Hickory Data Centres has also acquired a 24,000sqm site in Canberra, with plans to build a 28MW hyperscale data centre. The data centre will be designed to a security level of SCEC4 or higher, and include 4,000sqm of office and storage space.

Hickory Data Centres launched in early 2021 as a business division of Hickory, an established and diversified property development and construction company in Australia. It has since been quick to market with the acquisition of the two sites with plans to add additional sites to the portfolio.

Joel O’Halloran, Chief Executive Officer of Hickory Data Centres, said: “We are thrilled to be breaking ground on our Truganina site in Melbourne as the strategic expansion of Hickory Data Centres comes to fruition. These locations will bring substantial capacity to the growing Australian market, with Melbourne one of the hottest markets in the world right now for data centre investment.”

According to a 2021 report by Structure Research, Melbourne’s data centre market is expected to reach US $1.1bn by 2026 with a 20.6 per cent compound annual growth rate specific to hyperscale.

Jabez Tan, Head of Research at Structure Research, commented: “At present, Melbourne has relatively limited options for hyperscale data centre capacity compared to Sydney. Melbourne is projected to see a meaningful uptick in hyperscale demand as both Google and AWS have recently announced new cloud regions.”

At the same time, Hickory Data Centres is also expanding to Canberra.

“While Canberra has an established market, it is still quite narrow in terms of supply,” explained O’Halloran. “Changing customer dynamics have also increased opportunity in the state, with buying patterns shifting.”

Hickory Data Centres offers a unique approach to its facilities, with a vertically integrated model as both a construction business and data centre service provider, which allows the company to develop, build and operate purpose-built hyperscale data centres on behalf of major global clients.

Hickory Data Centres offers highly secure, multi-megawatt optionality that redefines the provision of data centres from construction to production. The business achieves this through distinct offerings, leveraging the capability of Hickory and is backed by a highly experienced data centre team. The solutions include traditional hyperscale colocation, diverse buildings or single-tenant options and full turnkey models that cover the site selection, construction, and provision of Shell & Core services, encompassing the built-and-operated-to-suit service offering.

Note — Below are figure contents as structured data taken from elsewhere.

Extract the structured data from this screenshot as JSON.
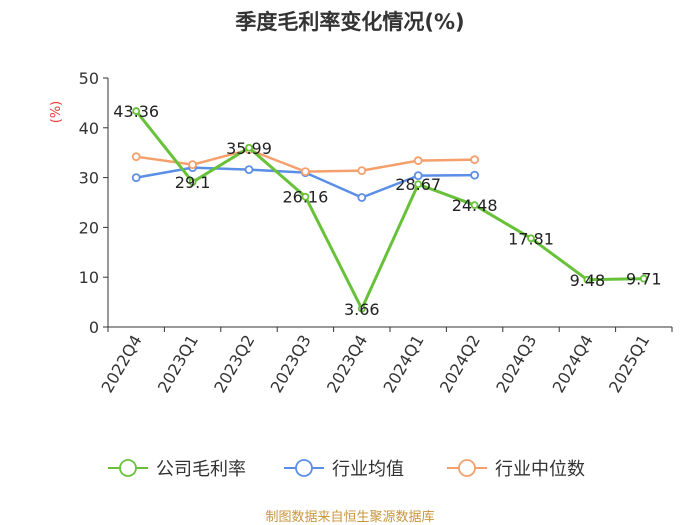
{
  "chart_data": {
    "type": "line",
    "title": "季度毛利率变化情况(%)",
    "ylabel": "(%)",
    "ylim": [
      0,
      50
    ],
    "yticks": [
      0,
      10,
      20,
      30,
      40,
      50
    ],
    "categories": [
      "2022Q4",
      "2023Q1",
      "2023Q2",
      "2023Q3",
      "2023Q4",
      "2024Q1",
      "2024Q2",
      "2024Q3",
      "2024Q4",
      "2025Q1"
    ],
    "series": [
      {
        "name": "公司毛利率",
        "color": "#67c23a",
        "values": [
          43.36,
          29.1,
          35.99,
          26.16,
          3.66,
          28.67,
          24.48,
          17.81,
          9.48,
          9.71
        ],
        "labels": [
          "43.36",
          "29.1",
          "35.99",
          "26.16",
          "3.66",
          "28.67",
          "24.48",
          "17.81",
          "9.48",
          "9.71"
        ]
      },
      {
        "name": "行业均值",
        "color": "#5b8ee6",
        "values": [
          30.0,
          32.0,
          31.6,
          31.0,
          26.0,
          30.4,
          30.5,
          null,
          null,
          null
        ]
      },
      {
        "name": "行业中位数",
        "color": "#f5a06c",
        "values": [
          34.2,
          32.6,
          35.6,
          31.2,
          31.4,
          33.4,
          33.6,
          null,
          null,
          null
        ]
      }
    ],
    "legend_position": "bottom",
    "grid": false,
    "source": "制图数据来自恒生聚源数据库"
  }
}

Driving Hickory Data Centres’ rapid deployment capability is the company’s Hickory Building Systems technology, an innovative system that shortens ready-to-service lead time. By building certain components off-site before installing them at the desired location, construction cost, time and volume of materials required is significantly reduced whilst safety and build quality is improved.

“With the growth and expansion of Hickory Data Centres, we are building to suit the world’s biggest tech companies,” said O’Halloran. “We are driving technology to enact change and enable innovation in Australia, and we’re proud to be at the forefront of this data revolution.”